Birth rates in the U.S. have been declining. Brian Koening writes:
The replacement fertility rate is about 2.1 births per woman for most industrialized nations, while ranging from 2.5 to 3.3 in developing countries (due to higher mortality rates). Currently, the birth rate of children per woman in the U.S. is about 1.9, or 0.2 births below what an industrialized country needs to sustain itself.
The article ends with a gloomy conclusion:
The U.S. replacement rate, combined with the country’s exorbitant entitlement system, could singlehandedly dismantle the U.S. economy in the coming decades.
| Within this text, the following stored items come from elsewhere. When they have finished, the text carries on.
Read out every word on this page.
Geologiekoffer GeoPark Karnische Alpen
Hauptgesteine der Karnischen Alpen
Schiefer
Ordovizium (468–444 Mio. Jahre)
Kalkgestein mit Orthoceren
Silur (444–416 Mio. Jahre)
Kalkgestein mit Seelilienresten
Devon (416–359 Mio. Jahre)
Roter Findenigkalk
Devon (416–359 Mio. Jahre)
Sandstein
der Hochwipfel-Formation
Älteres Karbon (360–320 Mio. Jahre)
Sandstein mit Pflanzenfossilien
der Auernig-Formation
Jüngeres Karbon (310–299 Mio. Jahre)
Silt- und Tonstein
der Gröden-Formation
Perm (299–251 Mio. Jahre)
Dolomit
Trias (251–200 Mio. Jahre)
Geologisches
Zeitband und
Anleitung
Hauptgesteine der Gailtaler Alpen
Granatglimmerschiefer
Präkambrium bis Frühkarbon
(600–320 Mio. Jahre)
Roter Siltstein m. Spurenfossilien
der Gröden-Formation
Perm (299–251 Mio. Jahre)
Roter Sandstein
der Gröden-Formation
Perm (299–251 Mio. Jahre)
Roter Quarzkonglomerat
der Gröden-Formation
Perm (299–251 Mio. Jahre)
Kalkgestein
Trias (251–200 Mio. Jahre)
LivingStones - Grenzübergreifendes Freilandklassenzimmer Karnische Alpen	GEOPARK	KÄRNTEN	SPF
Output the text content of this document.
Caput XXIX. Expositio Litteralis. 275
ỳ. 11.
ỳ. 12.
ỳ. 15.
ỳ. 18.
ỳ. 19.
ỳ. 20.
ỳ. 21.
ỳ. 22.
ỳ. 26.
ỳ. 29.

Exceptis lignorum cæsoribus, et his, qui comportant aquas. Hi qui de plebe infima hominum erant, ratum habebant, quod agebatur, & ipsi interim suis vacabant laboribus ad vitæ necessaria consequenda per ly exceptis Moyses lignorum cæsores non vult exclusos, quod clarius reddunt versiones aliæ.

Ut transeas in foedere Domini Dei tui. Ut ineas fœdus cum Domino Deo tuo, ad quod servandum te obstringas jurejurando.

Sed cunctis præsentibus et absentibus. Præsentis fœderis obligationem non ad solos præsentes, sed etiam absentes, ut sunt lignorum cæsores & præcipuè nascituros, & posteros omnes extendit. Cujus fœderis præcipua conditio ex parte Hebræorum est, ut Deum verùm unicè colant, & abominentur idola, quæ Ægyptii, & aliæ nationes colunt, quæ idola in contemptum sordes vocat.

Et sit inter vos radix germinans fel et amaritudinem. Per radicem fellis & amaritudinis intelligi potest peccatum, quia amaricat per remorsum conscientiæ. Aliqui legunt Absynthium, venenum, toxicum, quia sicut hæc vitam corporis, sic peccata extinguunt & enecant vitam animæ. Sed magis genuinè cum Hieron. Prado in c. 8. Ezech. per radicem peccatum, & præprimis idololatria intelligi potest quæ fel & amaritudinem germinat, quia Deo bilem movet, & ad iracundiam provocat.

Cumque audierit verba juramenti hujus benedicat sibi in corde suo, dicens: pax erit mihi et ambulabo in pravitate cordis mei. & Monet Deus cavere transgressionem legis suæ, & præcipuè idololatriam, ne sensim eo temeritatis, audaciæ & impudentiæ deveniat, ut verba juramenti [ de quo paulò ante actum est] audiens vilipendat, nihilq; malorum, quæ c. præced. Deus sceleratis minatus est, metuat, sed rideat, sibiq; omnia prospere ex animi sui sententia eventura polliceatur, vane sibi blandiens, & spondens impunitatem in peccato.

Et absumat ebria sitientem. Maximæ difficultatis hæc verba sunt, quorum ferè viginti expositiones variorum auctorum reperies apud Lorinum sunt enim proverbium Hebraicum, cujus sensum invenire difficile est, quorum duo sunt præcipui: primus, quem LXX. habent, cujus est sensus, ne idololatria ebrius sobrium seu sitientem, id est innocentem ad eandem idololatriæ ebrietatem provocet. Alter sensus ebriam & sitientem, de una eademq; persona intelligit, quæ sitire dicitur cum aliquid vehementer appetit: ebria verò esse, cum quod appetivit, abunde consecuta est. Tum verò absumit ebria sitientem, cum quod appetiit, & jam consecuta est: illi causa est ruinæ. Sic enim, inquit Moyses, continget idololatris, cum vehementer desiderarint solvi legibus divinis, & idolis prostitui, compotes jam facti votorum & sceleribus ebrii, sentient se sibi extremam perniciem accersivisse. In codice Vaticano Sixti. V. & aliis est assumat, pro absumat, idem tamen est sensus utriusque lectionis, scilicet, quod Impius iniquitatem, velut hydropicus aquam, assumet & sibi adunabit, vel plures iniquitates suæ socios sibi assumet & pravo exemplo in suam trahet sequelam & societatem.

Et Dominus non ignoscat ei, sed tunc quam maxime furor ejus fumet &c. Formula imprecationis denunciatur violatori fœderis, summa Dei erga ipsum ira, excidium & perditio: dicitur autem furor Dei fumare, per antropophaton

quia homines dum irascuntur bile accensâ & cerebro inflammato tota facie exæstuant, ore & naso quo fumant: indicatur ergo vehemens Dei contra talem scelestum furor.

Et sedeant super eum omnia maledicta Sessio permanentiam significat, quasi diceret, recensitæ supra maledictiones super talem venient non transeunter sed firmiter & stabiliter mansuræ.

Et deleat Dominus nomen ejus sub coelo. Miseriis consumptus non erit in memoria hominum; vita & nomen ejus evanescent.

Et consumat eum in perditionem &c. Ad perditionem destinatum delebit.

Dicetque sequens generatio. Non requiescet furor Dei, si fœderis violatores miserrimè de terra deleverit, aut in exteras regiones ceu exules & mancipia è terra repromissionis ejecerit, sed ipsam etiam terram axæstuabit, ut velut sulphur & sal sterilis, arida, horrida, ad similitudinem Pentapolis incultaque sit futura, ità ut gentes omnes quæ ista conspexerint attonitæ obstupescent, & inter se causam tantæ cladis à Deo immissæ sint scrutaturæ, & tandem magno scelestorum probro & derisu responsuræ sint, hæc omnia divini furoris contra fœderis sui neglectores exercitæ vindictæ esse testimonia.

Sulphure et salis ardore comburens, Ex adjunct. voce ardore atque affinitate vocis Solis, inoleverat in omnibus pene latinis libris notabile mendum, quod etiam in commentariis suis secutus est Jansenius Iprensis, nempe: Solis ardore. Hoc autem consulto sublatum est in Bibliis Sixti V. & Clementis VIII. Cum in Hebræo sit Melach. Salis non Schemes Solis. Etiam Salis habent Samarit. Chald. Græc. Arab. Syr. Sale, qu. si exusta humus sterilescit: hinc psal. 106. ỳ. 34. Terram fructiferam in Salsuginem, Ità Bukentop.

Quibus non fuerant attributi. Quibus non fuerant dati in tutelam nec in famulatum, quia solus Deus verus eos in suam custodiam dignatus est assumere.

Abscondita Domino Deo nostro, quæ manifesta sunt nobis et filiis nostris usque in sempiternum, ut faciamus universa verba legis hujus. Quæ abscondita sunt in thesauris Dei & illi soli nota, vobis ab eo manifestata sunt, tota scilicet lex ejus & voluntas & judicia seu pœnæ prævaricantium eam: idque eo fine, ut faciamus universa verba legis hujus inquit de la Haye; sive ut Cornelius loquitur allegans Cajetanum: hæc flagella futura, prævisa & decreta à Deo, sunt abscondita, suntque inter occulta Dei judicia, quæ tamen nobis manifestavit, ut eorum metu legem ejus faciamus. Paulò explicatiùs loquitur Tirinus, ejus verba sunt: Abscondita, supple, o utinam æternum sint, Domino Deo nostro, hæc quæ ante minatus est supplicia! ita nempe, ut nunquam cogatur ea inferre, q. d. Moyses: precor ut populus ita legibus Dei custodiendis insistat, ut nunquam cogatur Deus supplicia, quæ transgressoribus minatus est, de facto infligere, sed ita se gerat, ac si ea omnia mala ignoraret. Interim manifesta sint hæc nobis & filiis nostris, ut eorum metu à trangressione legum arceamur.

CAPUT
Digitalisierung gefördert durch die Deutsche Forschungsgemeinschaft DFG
If the birth rate continues to decline, and if government programs like Medicare and Social Security are not reformed, the federal government will likely endure a severe financial collapse, due to a weakened labor force that funds those programs.
Before the European economic crisis, demographers were sounding the alarm over the continent’s dreary demographic future. Indeed, the question has become, how can Europe nurture its aging population when its plummeting fertility rate looms toward a dwindling workforce in the decades to come? The U.S. birth rate has yet to reach European levels, but it’s certainly heading in that direction.
Consequently, lawmakers must reformulate how the government financially supports the elderly. If not, tax rates will skyrocket and an inflationary hailstorm will rain down on the country, leaving a severely devalued dollar, boosting unemployment to record numbers, and pushing the United States into complete economic peril.Some graphs of the U.S. birth rates are here.
The US can fill "the gap" by letting more immigrants in.